- Born: July 18, 1918 West Virginia, US
- Died: October 5, 2009 (aged 91)

Academic career
- Field: Microeconomics Behavioral economics
- Institution: Harvard University
- School or tradition: Neo-Keynesian economics
- Alma mater: University of Michigan
- Doctoral advisor: Arthur Smithies
- Doctoral students: Thomas Schelling Edwin Kuh John R. Meyer Harry Gordon Johnson
- Influences: John Maynard Keynes Michał Kalecki John Hicks Paul Samuelson
- Contributions: Relative income hypothesis

= James Duesenberry =

American economist

James Stemble Duesenberry (July 18, 1918 – October 5, 2009) was an American economist. He made a significant contribution to the Keynesian analysis of income and employment with his 1949 doctoral thesis Income, Saving and the Theory of Consumer Behavior.

In Income, Saving and the Theory of Consumer Behavior, Duesenberry questioned basic economic assumptions about consumer behavior. He argued that consumer theory failed to take into account the importance of habit formation in establishing spending patterns. He also stressed the importance of social environment in determining an individual's level of expenditures. He proposed a mechanism called the "demonstration effect" by which people would modify their consumption patterns not because of changes in income or prices but from witnessing the consumption expenditures of others with whom they came into contact. That phenomenon, he argued, was driven by the interdependence of people's preferences and the need to maintain or increase one's social status and prestige. The strong social component driving people's consumption was a key aspect in his formulation of a distinct theory of consumption called the relative income hypothesis. By that theory, an individual's consumption and savings rate is more dependent on their income relative to those in their community than on their absolute level of income.

== Reception ==
While some contemporaries of Duesenberry saw his work as a large contribution to the field, it failed to gain significant traction. Kenneth Arrow believed that Duesenberry's work offered "one of the most significant contributions of the postwar period to our understanding of economic behavior".

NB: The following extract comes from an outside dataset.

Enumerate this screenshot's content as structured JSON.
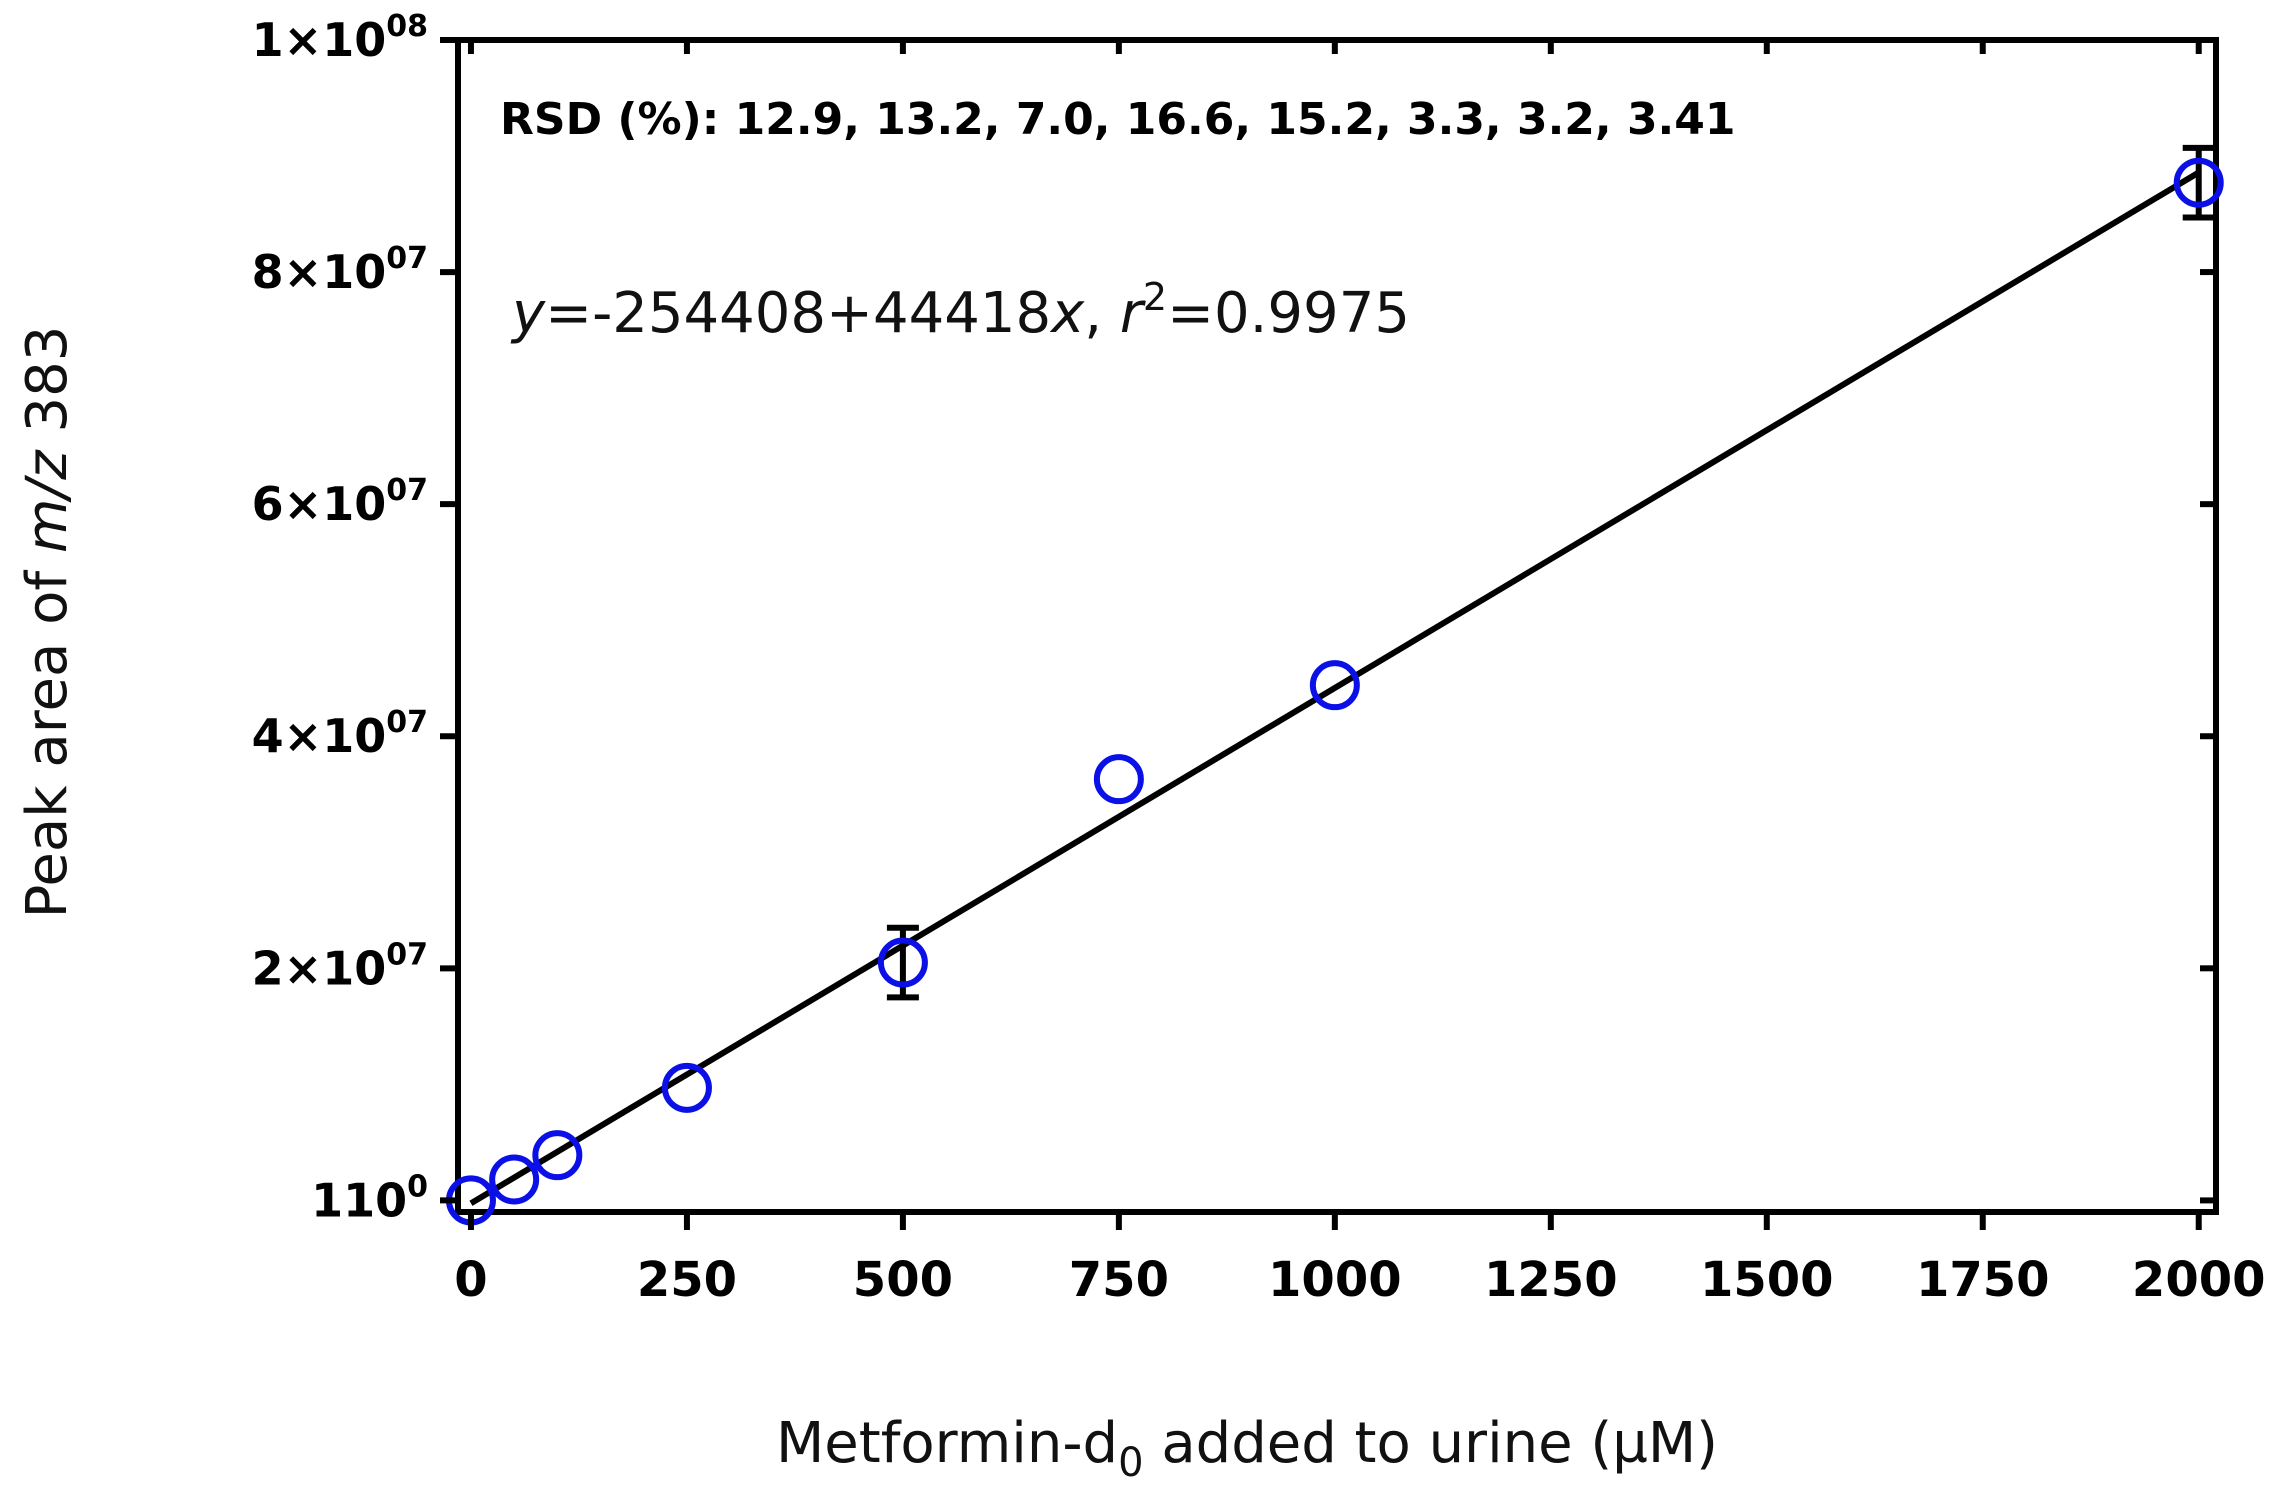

Today, however, the work of Duesenberry is largely absent from standard economics textbooks. Yet some, such as Robert H. Frank, argue that it outperforms the alternative theories that displaced it in the 1950s, such as Milton Friedman's Permanent income hypothesis. Frank claims that Duesenberry's theory can explain why the rich tend to save at higher rates than the poor. Even as national income increases, the higher visible consumption of the rich encourages increased spending across other income levels. Additionally, Duesenberry's recognition of the importance of habit formation aligns the observed short-run rigidity of consumption, as families attempt to maintain their previous standard of living even during recessions.

== Background ==
Duesenberry attended the University of Michigan, where he earned his Bachelor of Arts in 1939, his Master of Arts in 1941, and his Doctor of Philosophy in 1948. He served as professor of economics at Harvard University from 1955 to 1989.

Duesenberry served on the Council of Economic Advisers under President Lyndon Johnson from 1966 to 1968.